Lebaran dan Etika Menghormati Para Pahlawan Pangan
Baru-baru ini, umat Islam merayakan Hari Raya Idul Fitri 2024. Di Indonesia, Idul Fitri sering kali dikaitkan dengan kelimpahan makanan dan minuman.
Fenomena ini bisa dimaklumi karena salah satu makna dari kata “fitri” berasal dari kata “ifthar”, yang berarti makan kembali setelah berpuasa dalam jangka waktu yang panjang. Ifthar kemudian diartikan sebagai waktu berbuka puasa.
Jadi, Idul Fitri bisa dipahami sebagai hari di mana makanan menjadi pusat perayaan, selain juga sebagai hari suci.
Menikmati hidangan saat Lebaran mengingatkan kita kepada siapa sebenarnya pemberi rezeki tersebut. Secara hakiki, pemberi rezeki adalah Tuhan Yang Maha Esa.
Namun, di balik itu semua, ada pihak-pihak yang menjadi perantara agar hidangan tersebut bisa sampai ke meja makan kita.
Mereka termasuk petani, peternak, pemasok benih dan pupuk, pedagang, ekspedisi, bahkan koki di dapur yang mengolah hidangan tersebut agar kita dapat menikmatinya.

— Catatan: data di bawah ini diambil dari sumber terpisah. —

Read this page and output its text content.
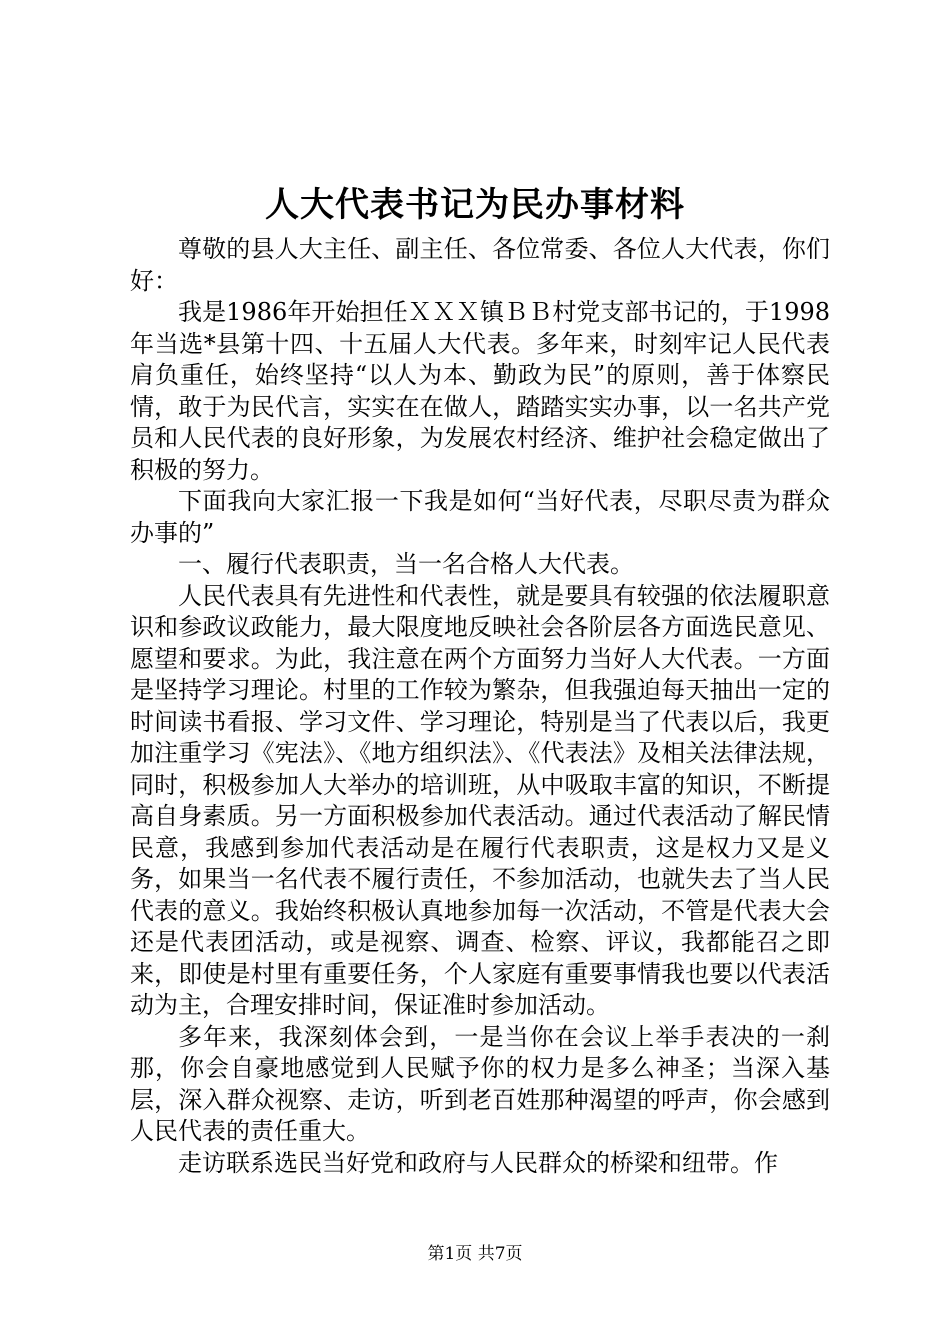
人大代表书记为民办事材料

尊敬的县人大主任、副主任、各位常委、各位人大代表，你们好：

我是1986年开始担任ＸＸＸ镇ＢＢ村党支部书记的，于1998年当选*县第十四、十五届人大代表。多年来，时刻牢记人民代表肩负重任，始终坚持“以人为本、勤政为民”的原则，善于体察民情，敢于为民代言，实实在在做人，踏踏实实办事，以一名共产党员和人民代表的良好形象，为发展农村经济、维护社会稳定做出了积极的努力。

下面我向大家汇报一下我是如何“当好代表，尽职尽责为群众办事的”

一、履行代表职责，当一名合格人大代表。

人民代表具有先进性和代表性，就是要具有较强的依法履职意识和参政议政能力，最大限度地反映社会各阶层各方面选民意见、愿望和要求。为此，我注意在两个方面努力当好人大代表。一方面是坚持学习理论。村里的工作较为繁杂，但我强迫每天抽出一定的时间读书看报、学习文件、学习理论，特别是当了代表以后，我更加注重学习《宪法》、《地方组织法》、《代表法》及相关法律法规，同时，积极参加人大举办的培训班，从中吸取丰富的知识，不断提高自身素质。另一方面积极参加代表活动。通过代表活动了解民情民意，我感到参加代表活动是在履行代表职责，这是权力又是义务，如果当一名代表不履行责任，不参加活动，也就失去了当人民代表的意义。我始终积极认真地参加每一次活动，不管是代表大会还是代表团活动，或是视察、调查、检察、评议，我都能召之即来，即使是村里有重要任务，个人家庭有重要事情我也要以代表活动为主，合理安排时间，保证准时参加活动。

多年来，我深刻体会到，一是当你在会议上举手表决的一刹那，你会自豪地感觉到人民赋予你的权力是多么神圣；当深入基层，深入群众视察、走访，听到老百姓那种渴望的呼声，你会感到人民代表的责任重大。

走访联系选民当好党和政府与人民群众的桥梁和纽带。作

第1页 共7页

Jika koki berada di rumah, maka itu adalah ibu atau asisten rumah tangga. Jika di warung atau restoran, itu adalah chef dan stafnya. Mereka bisa saja anggota keluarga, teman, tetangga, atau siapapun yang turut menyediakan hidangan.
Artikel ini bertujuan untuk mengajak kita pada saat Lebaran untuk membiasakan diri menghargai dan bersyukur kepada semua pihak yang telah menyediakan hidangan, dari hulu hingga hilir.
Dalam tradisi Islam, doa sebelum makan yang populer adalah yang tertulis dalam Kitab Al Azkar karya Imam Nawawi. Namun, doa tersebut terkesan hanya berfokus pada diri sendiri atau kelompok yang akan makan bersama, tanpa menyebutkan penghargaan kepada penyedia makanan.
Padahal, tradisi Islam begitu kaya. Kitab tersebut juga berisi beragam adab dan doa terkait dengan makanan dan minuman, termasuk menghormati para penyedia makanan.
Salah satu contohnya adalah doa setelah makan dalam sebuah jamuan, di mana umat Islam diajarkan untuk mendoakan para penyedia makanan agar diberkahi oleh Allah.
Ajakan ini sederhana, tetapi penting agar umat Islam terbiasa memuliakan makanan dan minuman serta mengucapkan terima kasih kepada para penyedia.
Masalah sampah makanan juga dibahas dalam artikel ini. Kiai M. Faizi dalam bukunya “Merusak Bumi dari Meja Makan” menyoroti pentingnya mempraktikkan adab makan dan minum agar tidak merusak lingkungan.
Dia mengingatkan bahwa sampah makanan, seperti nasi yang tercecer, sebenarnya merupakan bentuk pemborosan yang tidak patut dilakukan. Masalah sampah makanan juga menjadi kendala dalam mengatasi ketahanan pangan di Indonesia.
Tradisi Islam yang kaya terkait dengan makanan seharusnya mengingatkan kita pada pentingnya menghormati makanan dan para penyedia makanan. Sebagaimana halnya tradisi di Jepang, di mana ada ucapan hormat sebelum dan sesudah makan.
Pesan ini menjadi relevan kembali pada bulan Syawal, di mana kita bisa membiasakan diri untuk bersyukur kepada para penyedia pangan dan memuliakan makanan, sebagai tindakan yang sesungguhnya menunjukkan kedaulatan pangan sebuah bangsa.